Die Ausführungen vom vergangenen Freitag werden heute fortgesetzt. In seinem Gespräch mit Pepe Escobar wies Sergei Glasjew darauf hin, dass dem Prozess der De-Dollarisierung ein holpriger und langwieriger Weg beschieden sein wird.

Es handelt sich hierbei also nicht um eine Angelegenheit, die sich angesichts der aktuellen Beschaffenheit des internationalen Finanzsystems im Handumdrehen oder von heute auf morgen erledigen lassen wird.

Geduld ist eine Tugend

Wie sich im Rückspiegel der Ereignisse zeigt, waren die vor dem letztjährigen BRICS-Gipfel vielerorts vorherrschenden Erwartungen an die unmittelbar bevorstehende Einführung einer neuen Handelswährung zu hoch gesteckt.

Doch wer übt sich heutzutage schon noch in Geduld? Nichtsdestotrotz wird an diesem Prozess und den hiermit verbundenen Mechanismen gearbeitet. Es ist Sergei Glasjews Überzeugung, dass die Neue Entwicklungsbank (NDB) eine führende Rolle in diesem Zusammenhang wird einnehmen müssen.

Zu diesem Zweck und einer weiteren Erörterung sei es im vergangenen Jahr zu einem Treffen zwischen Dilma Rousseff, der Vorsitzenden der NDB, und Sergei Glasjew gekommen. So beschäftige sich ein spezielles Gremium des BRICS-Verbundes zurzeit mit Fragen rund um Kreditratings und neu zu lancierenden Digitalwährungen.

Laut Sergei Glasjew sei es dringend angeraten, dass sich die NDB als führende Institution diesen Dingen zukünftig annimmt. Aus diesem Grund sei noch im März oder spätestens im April eine Zusammenkunft in der russischen Hauptstadt Moskau vorgesehen.

Erwähnt sei, dass die Russische Föderation Gastgeberland des diesjährigen BRICS-Gipfels in Kazan sein wird. Im Zuge des demnächst in Moskau geplanten Treffens mit NDB-Chefin Dilma Rousseff werden sich die Gespräche um neue Abwicklungsmechanismen innerhalb des BRICS-Verbundes drehen.

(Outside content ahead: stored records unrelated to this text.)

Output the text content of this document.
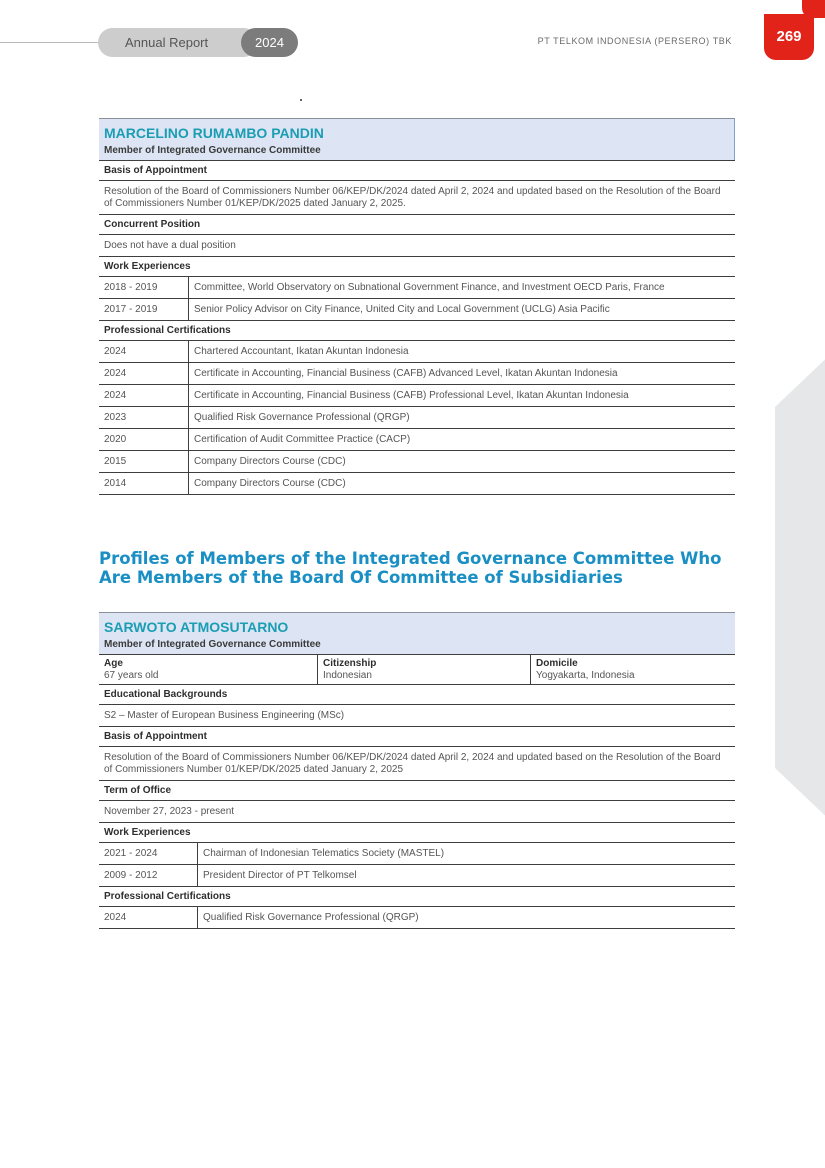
Annual Report	2024	PT TELKOM INDONESIA (PERSERO) TBK	269
MARCELINO RUMAMBO PANDIN
Member of Integrated Governance Committee
Basis of Appointment
Resolution of the Board of Commissioners Number 06/KEP/DK/2024 dated April 2, 2024 and updated based on the Resolution of the Board of Commissioners Number 01/KEP/DK/2025 dated January 2, 2025.
Concurrent Position
Does not have a dual position
Work Experiences
2018 - 2019	Committee, World Observatory on Subnational Government Finance, and Investment OECD Paris, France
2017 - 2019	Senior Policy Advisor on City Finance, United City and Local Government (UCLG) Asia Pacific
Professional Certifications
2024	Chartered Accountant, Ikatan Akuntan Indonesia
2024	Certificate in Accounting, Financial Business (CAFB) Advanced Level, Ikatan Akuntan Indonesia
2024	Certificate in Accounting, Financial Business (CAFB) Professional Level, Ikatan Akuntan Indonesia
2023	Qualified Risk Governance Professional (QRGP)
2020	Certification of Audit Committee Practice (CACP)
2015	Company Directors Course (CDC)
2014	Company Directors Course (CDC)
Profiles of Members of the Integrated Governance Committee Who Are Members of the Board Of Committee of Subsidiaries
SARWOTO ATMOSUTARNO
Member of Integrated Governance Committee
Age
67 years old
Citizenship
Indonesian
Domicile
Yogyakarta, Indonesia
Educational Backgrounds
S2 – Master of European Business Engineering (MSc)
Basis of Appointment
Resolution of the Board of Commissioners Number 06/KEP/DK/2024 dated April 2, 2024 and updated based on the Resolution of the Board of Commissioners Number 01/KEP/DK/2025 dated January 2, 2025
Term of Office
November 27, 2023 - present
Work Experiences
2021 - 2024	Chairman of Indonesian Telematics Society (MASTEL)
2009 - 2012	President Director of PT Telkomsel
Professional Certifications
2024	Qualified Risk Governance Professional (QRGP)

Noch sei allerdings nicht klar, ob die NDB ihre Bereitschaft dazu an den Tag legen wird, die ihr angedachte Führungsrolle in diesem Prozess zu übernehmen. Laut Sergei Glasjew bedürfe es hierzu ein gutes Maß an Überzeugungskraft.

Es werde im Zuge des demnächst geplanten Treffens vor allem darum gehen, Dilma Rousseff davon zu überzeugen, alsbald Gespräche auf höchster politischer Ebene zu organisieren. Denn es sei von höchster Wichtigkeit, diese Pläne in die Agenda des BRICS-Verbundes auf dem im russischen Kazan bevorstehenden Gipfeltreffen zu inkludieren.

Die Dinge liegen nicht ganz so einfach

Oder anders ausgedrückt, werde eine politische Entscheidung benötigt, um den Prozess zu einem Erfolg zu machen. Pepe Escobar wollte in Form einer Gegenfrage wissen, ob eine solche Entscheidung nicht auch persönlich durch Staatspräsident Wladimir Putin getroffen werden müsse.

Sergei Glasjew erwiderte hierauf, dass die Dinge momentan nicht so einfach lägen. Bislang hätten die Staatschefs der Russischen Föderation, Brasiliens und Südafrikas ihre Erklärungen hierzu abgegeben.

In diesen offiziellen Erklärungen hieß es jeweils, dass es sich (mit Blick auf die potenzielle Lancierung einer gemeinsamen Handelswährung) um eine gute Idee handele. Allerdings gäbe es bislang keine gemeinsame Arbeitsgruppe der BRICS-Staaten, die sich mit einem solchen Prozess offiziell beschäftige.

Bereits vor dem letztjährigen BRICS-Gipfeltreffen im südafrikanischen Johannesburg habe Sergei Glasjew laut eigener Aussage die Bildung einer solch supranationalen Arbeitsgruppe angeregt, um im Rahmen einer der nächsten Zusammenkünfte den Grundstein für ein Modell oder gar den Entwurf zu einer verpflichtenden Vereinbarung vorzubereiten.

Zumindest handele es sich hierbei schon einmal um eine offizielle Agenda. Auf dem diesjährigen BRICS-Gipfel in Kazan – wie auch nachfolgenden Jahreszusammenkünften der BRICS-Länder – wird es in diesem Bereich eine Berichtspflicht geben.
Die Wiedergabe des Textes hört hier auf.